Video clips and eyewitness accounts showed vendors breaking down booths and loading up merchandise when the lot closed, but sellers said they were moving, not folding. As CBS News New York reported, organizers have been telling customers the market “is not gone for good” and that vendors would be accommodated while the new project takes shape.
Where the market is now
Roughly 60 African and Caribbean vendors have been relocated to an indoor space around the corner, identified in local coverage as 121 Malcolm X Boulevard (Lenox Avenue). Inside, stalls are laid out in numbered booths, with room for some storage so sellers can get through the winter without battling the elements. The temporary market sits across the street from the old open-air lot at 52 West 116th Street and is meant to keep merchants in front of neighborhood foot traffic while construction moves ahead, according to The Curious Uptowner and city land-use records.
What’s being built
The stretch at 52–58 West 116th Street is slated to be transformed into Malcolm Shabazz Harlem Plaza, a two-tower, mixed-use development that would weave a renewed market arcade into the ground floor alongside roughly 108–109 affordable apartments. Land-use applications and related review documents filed with the City Council spell out how the city-owned parcels would be handed over and how dedicated market space would be preserved inside the new project, according to City Council land-use records and project design coverage from Passive House Accelerator.
Financing and schedule
Organizers say the financing side has passed a crucial checkpoint. Reporting indicates the city’s Department of Housing Preservation and Development closed on construction financing in mid-January, and project partners expect shovels in the ground sometime this year. The New York Amsterdam News reports that developers are bracing for a multi-year buildout before vendors can return to a permanent galleria space inside the new plaza.
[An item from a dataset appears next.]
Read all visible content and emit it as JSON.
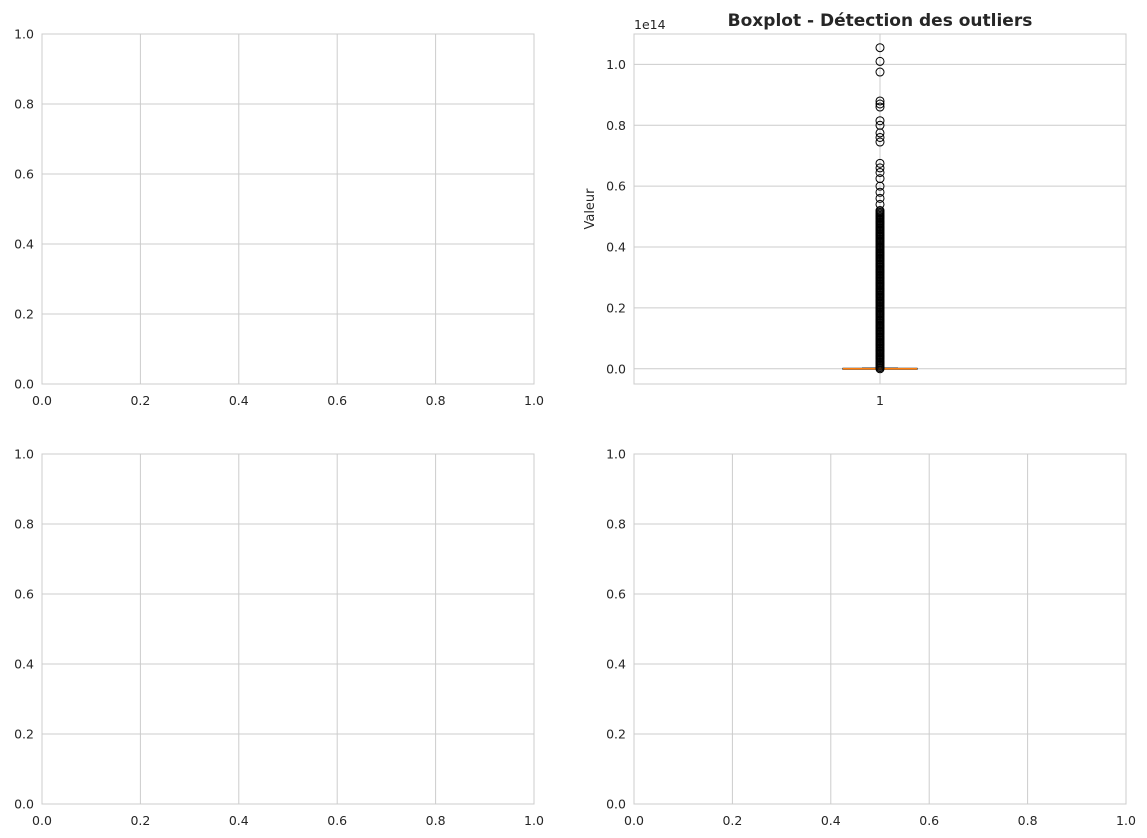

Vendors and community reaction
Not everyone is reassured. Some vendors and nearby residents worry that a market that has already been shuffled around several times over the years could end up smaller or more expensive under pressure from new retail. A petition on Change.org raises alarms about rising rents and uncertain terms for small sellers once the development opens.
State Sen. Cordell Cleare, who toured the temporary indoor site, pushed back on some of the more breathless rumors swirling on social media. “You can't just do things for hits,” she told local reporters, according to neighborhood coverage.
Organizers counter that the interim space gives vendors heat, storage and continuity while construction is underway, and they stress that the market is slated to return to a ground-floor home once Malcolm Shabazz Harlem Plaza is complete. Longtime sellers say they are holding out hope that the rebuilt market keeps the same mix of trade, culture and street life that has defined the 116th Street corridor for decades.